Watching the truly poignant media spectacle circling the Boston Marathon bombings and shootouts on my television screen last month refocused a very logistical question media scholars and educators continue to grapple with: How do you capture broadcast? How do you take programs airing live or on your DVR and put them onto your computer for use in future research or in the classroom?
Online, as each story from the bombing developed, web editors covered up traces of earlier (and perhaps inaccurate) versions of the events thus creating silences in a potential archive and skewing future researchers on its development. Few inaccurate reports may “make it” as important enough for archiving because of the way they were criticized by the FBI or by satirists like Jon Stewart.
Although in their own ways problematic, off-air broadcasts have been fertile places for media studies scholars hoping to make sense of an event, perspective, text, or celebrity. With the growing popularity of the “officially-licensed” archive and the death of VHS, these off-air broadcasts with commercials included are increasingly difficult to find (and may even be illegal). In other words, although we often remark on the concept of Flow, rarely do we actually perform Flow studies, largely because of a lack of access.
Today, Antenna is launching a new series, “Teach Hacks,” for our readers and writers to share their own tips and experiences using technology for research and in the classroom, a sort of “E-D-U How-To.” I’ll start this series by pointing out what I use to digitize broadcast and give you some tips on saving those files for posterity (note: fair use rules are for off-air broadcast aren’t as lenient as you think, so proceed with caution).

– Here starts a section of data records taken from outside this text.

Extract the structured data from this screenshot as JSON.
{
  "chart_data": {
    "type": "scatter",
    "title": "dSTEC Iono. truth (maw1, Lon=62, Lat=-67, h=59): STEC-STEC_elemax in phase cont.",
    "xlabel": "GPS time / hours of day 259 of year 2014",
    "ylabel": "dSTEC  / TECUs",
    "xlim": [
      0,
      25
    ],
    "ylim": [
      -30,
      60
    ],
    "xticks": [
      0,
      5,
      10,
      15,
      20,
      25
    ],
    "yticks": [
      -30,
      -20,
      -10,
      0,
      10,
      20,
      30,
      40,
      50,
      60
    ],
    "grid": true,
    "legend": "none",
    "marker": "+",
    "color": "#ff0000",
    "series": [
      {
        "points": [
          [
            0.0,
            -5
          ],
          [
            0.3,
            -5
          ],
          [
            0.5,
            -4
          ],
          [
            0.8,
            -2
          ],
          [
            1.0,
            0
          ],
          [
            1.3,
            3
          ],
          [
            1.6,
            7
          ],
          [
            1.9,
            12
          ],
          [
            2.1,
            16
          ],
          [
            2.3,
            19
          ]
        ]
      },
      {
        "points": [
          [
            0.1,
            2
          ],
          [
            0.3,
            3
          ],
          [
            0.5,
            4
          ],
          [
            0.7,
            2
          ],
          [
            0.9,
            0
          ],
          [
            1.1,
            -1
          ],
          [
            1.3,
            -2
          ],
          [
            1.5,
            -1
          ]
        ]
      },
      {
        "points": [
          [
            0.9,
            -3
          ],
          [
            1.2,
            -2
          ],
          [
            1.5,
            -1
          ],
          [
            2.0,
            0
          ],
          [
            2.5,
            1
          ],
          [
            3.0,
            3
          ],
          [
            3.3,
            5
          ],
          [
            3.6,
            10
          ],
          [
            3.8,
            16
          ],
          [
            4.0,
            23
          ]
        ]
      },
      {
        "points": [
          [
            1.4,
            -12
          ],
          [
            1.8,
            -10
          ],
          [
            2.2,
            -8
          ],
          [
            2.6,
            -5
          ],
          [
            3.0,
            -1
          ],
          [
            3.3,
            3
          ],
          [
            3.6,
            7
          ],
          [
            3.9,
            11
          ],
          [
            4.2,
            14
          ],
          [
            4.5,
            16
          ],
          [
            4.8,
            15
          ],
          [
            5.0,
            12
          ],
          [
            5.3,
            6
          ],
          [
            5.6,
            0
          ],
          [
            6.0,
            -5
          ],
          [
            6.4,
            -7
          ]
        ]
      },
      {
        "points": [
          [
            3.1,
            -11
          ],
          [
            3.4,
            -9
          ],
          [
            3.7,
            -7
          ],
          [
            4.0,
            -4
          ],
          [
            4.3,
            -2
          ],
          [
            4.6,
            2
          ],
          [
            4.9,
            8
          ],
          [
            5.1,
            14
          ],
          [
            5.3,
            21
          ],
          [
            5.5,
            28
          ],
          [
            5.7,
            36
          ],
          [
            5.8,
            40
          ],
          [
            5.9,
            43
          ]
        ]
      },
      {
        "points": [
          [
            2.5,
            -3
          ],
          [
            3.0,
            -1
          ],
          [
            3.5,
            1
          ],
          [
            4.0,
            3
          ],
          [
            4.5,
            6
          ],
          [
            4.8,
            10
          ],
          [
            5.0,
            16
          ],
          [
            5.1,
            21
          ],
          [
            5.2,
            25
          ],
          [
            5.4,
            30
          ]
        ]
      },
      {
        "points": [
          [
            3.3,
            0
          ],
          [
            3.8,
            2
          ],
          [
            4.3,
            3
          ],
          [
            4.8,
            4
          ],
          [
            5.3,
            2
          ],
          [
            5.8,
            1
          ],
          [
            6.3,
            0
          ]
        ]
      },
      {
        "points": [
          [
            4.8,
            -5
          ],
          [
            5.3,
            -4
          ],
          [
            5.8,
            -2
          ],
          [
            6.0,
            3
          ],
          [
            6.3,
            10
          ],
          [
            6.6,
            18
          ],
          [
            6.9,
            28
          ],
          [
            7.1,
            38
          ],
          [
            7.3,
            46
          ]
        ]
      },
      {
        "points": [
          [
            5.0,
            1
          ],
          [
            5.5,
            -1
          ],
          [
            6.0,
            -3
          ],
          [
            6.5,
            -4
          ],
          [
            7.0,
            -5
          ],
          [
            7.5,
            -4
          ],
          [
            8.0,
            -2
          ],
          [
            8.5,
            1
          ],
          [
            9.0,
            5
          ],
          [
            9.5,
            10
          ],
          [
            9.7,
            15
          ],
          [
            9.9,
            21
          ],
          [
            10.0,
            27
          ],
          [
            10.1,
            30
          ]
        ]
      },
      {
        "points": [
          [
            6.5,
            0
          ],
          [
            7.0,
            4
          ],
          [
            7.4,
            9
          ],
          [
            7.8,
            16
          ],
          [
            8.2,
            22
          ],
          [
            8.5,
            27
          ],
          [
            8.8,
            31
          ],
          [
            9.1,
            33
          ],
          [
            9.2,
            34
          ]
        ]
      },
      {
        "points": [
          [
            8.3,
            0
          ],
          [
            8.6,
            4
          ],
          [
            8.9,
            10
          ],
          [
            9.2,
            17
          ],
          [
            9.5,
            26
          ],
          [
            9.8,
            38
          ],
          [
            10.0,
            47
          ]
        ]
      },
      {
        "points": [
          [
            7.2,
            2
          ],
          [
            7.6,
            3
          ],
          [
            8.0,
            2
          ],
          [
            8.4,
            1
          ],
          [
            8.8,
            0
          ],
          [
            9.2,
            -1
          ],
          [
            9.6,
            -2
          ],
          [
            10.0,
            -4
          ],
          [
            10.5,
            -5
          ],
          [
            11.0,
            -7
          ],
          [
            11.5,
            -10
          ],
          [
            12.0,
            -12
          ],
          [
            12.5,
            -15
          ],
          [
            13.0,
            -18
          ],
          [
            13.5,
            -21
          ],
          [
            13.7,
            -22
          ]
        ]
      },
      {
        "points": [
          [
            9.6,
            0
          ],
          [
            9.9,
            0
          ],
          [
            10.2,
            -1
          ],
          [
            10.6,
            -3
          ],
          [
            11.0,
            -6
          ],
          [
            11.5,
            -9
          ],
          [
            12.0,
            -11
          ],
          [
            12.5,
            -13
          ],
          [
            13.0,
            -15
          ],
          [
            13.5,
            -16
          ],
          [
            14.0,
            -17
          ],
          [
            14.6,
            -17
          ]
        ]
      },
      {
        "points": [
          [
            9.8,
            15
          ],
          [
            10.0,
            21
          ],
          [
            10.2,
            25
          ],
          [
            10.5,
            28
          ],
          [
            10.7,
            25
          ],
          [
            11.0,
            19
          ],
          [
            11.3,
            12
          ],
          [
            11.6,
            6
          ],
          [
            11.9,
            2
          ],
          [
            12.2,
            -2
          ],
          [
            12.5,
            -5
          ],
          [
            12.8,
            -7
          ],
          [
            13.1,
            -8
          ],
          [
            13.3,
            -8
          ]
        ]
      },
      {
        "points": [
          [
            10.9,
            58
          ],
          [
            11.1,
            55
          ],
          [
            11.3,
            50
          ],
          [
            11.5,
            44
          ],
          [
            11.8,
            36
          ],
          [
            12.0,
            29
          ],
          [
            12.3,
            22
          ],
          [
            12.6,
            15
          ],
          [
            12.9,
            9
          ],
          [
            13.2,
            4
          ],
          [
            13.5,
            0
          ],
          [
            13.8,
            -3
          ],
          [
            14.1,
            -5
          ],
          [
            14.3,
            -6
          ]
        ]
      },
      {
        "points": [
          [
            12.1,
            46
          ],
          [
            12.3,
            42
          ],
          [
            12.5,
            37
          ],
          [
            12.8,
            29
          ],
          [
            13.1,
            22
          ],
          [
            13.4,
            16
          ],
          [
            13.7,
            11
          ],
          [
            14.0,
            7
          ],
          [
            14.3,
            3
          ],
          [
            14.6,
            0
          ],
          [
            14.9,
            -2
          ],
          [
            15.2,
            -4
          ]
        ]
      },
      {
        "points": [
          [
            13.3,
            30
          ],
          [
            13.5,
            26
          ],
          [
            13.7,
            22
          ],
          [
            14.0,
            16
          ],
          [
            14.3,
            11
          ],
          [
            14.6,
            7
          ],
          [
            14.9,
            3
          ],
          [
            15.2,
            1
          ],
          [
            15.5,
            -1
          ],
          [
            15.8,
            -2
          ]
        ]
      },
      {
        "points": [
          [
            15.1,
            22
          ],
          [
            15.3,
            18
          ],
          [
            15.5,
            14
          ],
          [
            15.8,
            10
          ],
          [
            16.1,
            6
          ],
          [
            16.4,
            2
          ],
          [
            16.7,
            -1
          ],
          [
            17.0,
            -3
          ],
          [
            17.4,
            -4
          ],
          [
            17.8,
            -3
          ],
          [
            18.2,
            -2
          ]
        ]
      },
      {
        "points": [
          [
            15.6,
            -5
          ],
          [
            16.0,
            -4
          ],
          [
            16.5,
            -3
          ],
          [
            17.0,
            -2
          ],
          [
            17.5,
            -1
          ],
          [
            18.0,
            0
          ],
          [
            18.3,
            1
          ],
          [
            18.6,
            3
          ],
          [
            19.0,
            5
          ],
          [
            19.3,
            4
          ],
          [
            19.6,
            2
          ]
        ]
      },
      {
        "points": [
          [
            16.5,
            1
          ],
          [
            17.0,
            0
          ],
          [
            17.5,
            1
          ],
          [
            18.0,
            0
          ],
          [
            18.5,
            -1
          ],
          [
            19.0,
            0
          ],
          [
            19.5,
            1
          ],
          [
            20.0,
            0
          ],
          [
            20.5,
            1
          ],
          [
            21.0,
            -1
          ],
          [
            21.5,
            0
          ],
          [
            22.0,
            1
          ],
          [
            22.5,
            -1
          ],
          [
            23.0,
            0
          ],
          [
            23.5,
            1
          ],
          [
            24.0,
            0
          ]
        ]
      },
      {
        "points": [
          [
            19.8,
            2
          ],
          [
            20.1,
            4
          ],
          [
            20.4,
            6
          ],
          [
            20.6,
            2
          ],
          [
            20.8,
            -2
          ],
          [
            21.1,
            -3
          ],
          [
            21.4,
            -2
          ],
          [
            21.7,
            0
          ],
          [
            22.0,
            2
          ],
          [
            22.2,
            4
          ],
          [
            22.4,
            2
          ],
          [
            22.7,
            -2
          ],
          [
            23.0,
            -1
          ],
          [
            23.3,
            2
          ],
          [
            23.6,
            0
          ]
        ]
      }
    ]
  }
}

What You Need to Digitize and Save Broadcasts:
1.) TV Tuner: The first thing you need is a TV Tuner/Video Recording device. You will likely want a high definition (HD) device as the standard devices capture terrible quality. Because I have a Mac, I use the eyetv HD video recorder from elgato, and I love it (here’s a similar PC product). Many such devices now also capture “game play” for those Antenna readers interested in archiving that realm. For example, Elgato has a game capture device (that works on PC or Mac) specifically suited to that purpose which can also be cleverly rigged for TV capture. Here’s a sample video of the device in action.
These devices make very large video recordings, depending upon the resolution your set-top box is set to output. HD channels on my DISH Network box output at 1080p (HD resolution), meaning that an hour’s worth of programming takes up about 8 GB of space. You then take that video raw file and, with included software, convert it/compress it down to an AVI or an MOV (or a variety of other available video formats) to make it as small as you have room for them. (VLC is a free program that will play all these formats, while Azul for the iPad will do the same for a nominal fee. If you’ve ever had a video file not play during a lecture, VLC will be your friend. It will also play volume levels by 200, 300, 400, 500 percent, so it’s especially useful for quiet clips.)
Maintaining a higher-than-necessary quality, most of my hour-long recordings will end up being about 1.8-2 GB in size. So far, I’ve used about 2 TB (terabytes) of disk space for my broadcast archive, which means I have some external hard drive needs.
2.) External Hard Drive: External hard drives and flash drives seem like convenient back-up options, however liberal estimates only give them a 6-11 year life expectancy. (!!) Many still will not last this long, particularly if you move around with them often and/or constantly plug and unplug them from your computer. Newer external hard drives like the Western Digital My Book Live work in the same way, except that they are connected directly to your WiFi network, and thus your computer’s connection to the hard drive is via “the cloud” and not a USB.
These devices also have mobile apps that allow tablets and mobile phones to also connect to your personal files instead of just computers. In other words, if you’re at a conference and your computer fails, you can borrow an iPhone an iPad or another computer and connect to your personal cloud for easy retrieval.
More secure still is something like drobo, a data storage device housing several hard drives (purchased separately) that each back each other up. So, when one hard drive fails, as they all will eventually, pop it out, pop another one into its place and all your data remains secure and uncorrupted. Here’s a geek explaining the drobo.
3.) Back-up Clouds: Finally, to make sure your new broadcast archive is as secure as possible, you need to make sure you’ve saved your files off-site, away from your server so that in case of natural disasters, fires, floods, etc., you won’t have depended entirely upon one device to save your stuff.
Many academics have used DropBox to house their records, which stores your data in a cloud (DropBox’s own server), but you may prefer a more intuitive data backup method with less space constraint. I suggest CrashPlan+. For a subscription fee, CrashPlan+ backs up your files automatically, constantly detecting changes and updates and saving as necessary. Certain CrashPlan+ subscriptions, unlike DropBox, will save an unlimited amount of data, which is good news if you plan on backing up an entire 100+ episode season of a talk show for instance. If your local server is destroyed, CrashPlan+ also offers a service of creating a new local server loaded and mailed to you with your files safe and secure, so you don’t experience this: How Toy Story 2 Almost Got Deleted.
Professional archivists suggest saving your important data in at least two formats, and in at least two different places. By having both server-hard and cloud copies, you’ve accomplished both, protecting your files for years to come or until available software no longer supports it.